The main tree was a nīkau. Growing on it were several epiphytes. There was a large clump of perching lily/’widowmakers’, which would have made it quite top-heavy, and which formed the ‘ball’ we were rolling off the fence.

Then there was the rātā which had a thick trunk running down to the ground, and a large bushy head, also adding to the top-weight.

Then, if you look closer still, there were a range of ferns, mosses, and lichens. It wasn’t just a tree, it was an ecosystem.

The smallest blessing is this particular nīkau was not the home to my favourite plant in the bush – Earina mucronata, or peka-a-waka. I’ve only found it growing in a patch about 5m x 5m, and it likes to grow on nīkau trunks.

Some of the species found on one of the fallen nikau
One of the trees that fell was right in that area. I went back to double check – if that had been growing there, I would have attempted a rescue. Thankfully, the native orchids are still fine.

Not by choice

It wasn’t reasonable to return the pieces back into the bush to rot, though it is the ideal solution for the ecosystem. Trust me when I say they were heavy.

Every time we have to do something like this, we consider our health and safety. Richard knows first-hand how easy it can be to lose control of a quad bike. I’m a bit of a nag about it because we only get one body each, and when we injure ourselves, it only pushes everything else further back in the queue.

Biffing something like this over a fence, or walking over multiple loose wires while holding a large bulky object just offers up 20 different ways one could possibly require medical assistance. I’m not about that. Especially as we live a couple of hours from the nearest hospital; our covid and flu numbers are peaking; a GP appointment is difficult to get; and elective surgeries are being cancelled. No thanks.
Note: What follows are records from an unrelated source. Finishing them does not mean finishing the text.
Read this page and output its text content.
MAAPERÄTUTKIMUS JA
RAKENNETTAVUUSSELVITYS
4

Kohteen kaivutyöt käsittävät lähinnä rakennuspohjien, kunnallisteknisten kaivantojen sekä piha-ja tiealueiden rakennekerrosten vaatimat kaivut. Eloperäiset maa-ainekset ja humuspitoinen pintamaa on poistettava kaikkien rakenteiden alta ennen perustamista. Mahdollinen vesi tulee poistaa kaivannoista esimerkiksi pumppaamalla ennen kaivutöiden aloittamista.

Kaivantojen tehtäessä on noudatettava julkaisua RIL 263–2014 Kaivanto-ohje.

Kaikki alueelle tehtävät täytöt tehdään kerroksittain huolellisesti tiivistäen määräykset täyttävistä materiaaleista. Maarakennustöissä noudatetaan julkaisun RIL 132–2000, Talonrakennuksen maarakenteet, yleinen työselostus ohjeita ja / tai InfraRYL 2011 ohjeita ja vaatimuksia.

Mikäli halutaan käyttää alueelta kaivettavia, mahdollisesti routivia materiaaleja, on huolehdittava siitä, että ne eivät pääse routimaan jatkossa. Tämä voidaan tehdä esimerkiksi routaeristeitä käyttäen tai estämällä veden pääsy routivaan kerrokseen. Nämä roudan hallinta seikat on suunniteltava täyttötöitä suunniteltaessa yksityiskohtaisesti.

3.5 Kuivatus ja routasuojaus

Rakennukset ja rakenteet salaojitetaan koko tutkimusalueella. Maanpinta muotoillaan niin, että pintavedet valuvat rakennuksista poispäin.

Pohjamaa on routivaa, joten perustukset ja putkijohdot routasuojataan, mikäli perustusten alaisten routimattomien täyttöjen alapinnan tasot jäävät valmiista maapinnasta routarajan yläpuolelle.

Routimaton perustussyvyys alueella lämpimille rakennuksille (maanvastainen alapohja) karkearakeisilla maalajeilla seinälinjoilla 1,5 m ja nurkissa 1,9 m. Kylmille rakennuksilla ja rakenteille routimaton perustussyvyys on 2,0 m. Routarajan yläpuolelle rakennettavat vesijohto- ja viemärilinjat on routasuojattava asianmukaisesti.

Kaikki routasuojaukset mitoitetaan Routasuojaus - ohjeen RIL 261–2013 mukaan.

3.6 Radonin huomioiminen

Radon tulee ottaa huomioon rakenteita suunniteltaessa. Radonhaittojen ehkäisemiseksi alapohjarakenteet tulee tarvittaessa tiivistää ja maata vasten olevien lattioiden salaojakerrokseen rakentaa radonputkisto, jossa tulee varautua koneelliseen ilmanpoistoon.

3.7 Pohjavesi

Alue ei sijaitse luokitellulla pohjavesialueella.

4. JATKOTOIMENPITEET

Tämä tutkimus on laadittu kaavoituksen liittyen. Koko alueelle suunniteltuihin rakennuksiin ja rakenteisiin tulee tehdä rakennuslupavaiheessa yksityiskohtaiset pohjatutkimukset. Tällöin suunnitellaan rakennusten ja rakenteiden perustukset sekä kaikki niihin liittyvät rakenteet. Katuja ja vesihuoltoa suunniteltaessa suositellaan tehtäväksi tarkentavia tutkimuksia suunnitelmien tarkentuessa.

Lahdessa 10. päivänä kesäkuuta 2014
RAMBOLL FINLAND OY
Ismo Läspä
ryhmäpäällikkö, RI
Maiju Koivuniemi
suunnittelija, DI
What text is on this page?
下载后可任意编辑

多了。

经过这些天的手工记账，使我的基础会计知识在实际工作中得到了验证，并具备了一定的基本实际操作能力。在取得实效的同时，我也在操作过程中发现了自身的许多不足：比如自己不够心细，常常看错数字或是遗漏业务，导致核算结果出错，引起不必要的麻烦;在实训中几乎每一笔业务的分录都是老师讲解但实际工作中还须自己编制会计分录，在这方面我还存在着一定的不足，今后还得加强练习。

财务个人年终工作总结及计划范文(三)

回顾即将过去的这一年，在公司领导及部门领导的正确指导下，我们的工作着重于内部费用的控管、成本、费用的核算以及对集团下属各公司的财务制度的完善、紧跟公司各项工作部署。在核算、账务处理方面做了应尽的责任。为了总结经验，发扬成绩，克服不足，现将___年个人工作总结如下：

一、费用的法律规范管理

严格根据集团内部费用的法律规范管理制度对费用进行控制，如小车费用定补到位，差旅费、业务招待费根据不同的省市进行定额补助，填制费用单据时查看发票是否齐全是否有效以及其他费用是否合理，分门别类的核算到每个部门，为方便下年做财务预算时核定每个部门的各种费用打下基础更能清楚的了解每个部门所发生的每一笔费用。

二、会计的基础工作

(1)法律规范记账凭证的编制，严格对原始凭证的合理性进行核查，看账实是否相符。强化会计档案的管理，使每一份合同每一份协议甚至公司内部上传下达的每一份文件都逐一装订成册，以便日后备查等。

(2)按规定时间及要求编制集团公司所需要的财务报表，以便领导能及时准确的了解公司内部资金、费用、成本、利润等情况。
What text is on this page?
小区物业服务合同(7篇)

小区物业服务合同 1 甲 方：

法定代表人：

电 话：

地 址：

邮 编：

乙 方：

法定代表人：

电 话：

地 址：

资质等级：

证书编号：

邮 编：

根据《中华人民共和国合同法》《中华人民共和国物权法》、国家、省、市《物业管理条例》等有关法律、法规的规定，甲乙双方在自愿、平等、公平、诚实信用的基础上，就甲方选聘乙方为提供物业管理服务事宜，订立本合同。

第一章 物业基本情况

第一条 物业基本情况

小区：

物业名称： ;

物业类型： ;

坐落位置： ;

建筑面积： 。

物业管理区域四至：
Even if we had access to equipment able to do the work safely, it’s too wet to have it on the paddock without causing further environmental damage.

So the pieces will stay in the paddock. Perhaps after the cows have had a chew they might be more manageable to throw back over, but for now, they stay where they are.

We didn’t choose to cut them down, and I don’t think they chose to fall on our fence. It’s just how the cookie crumbled.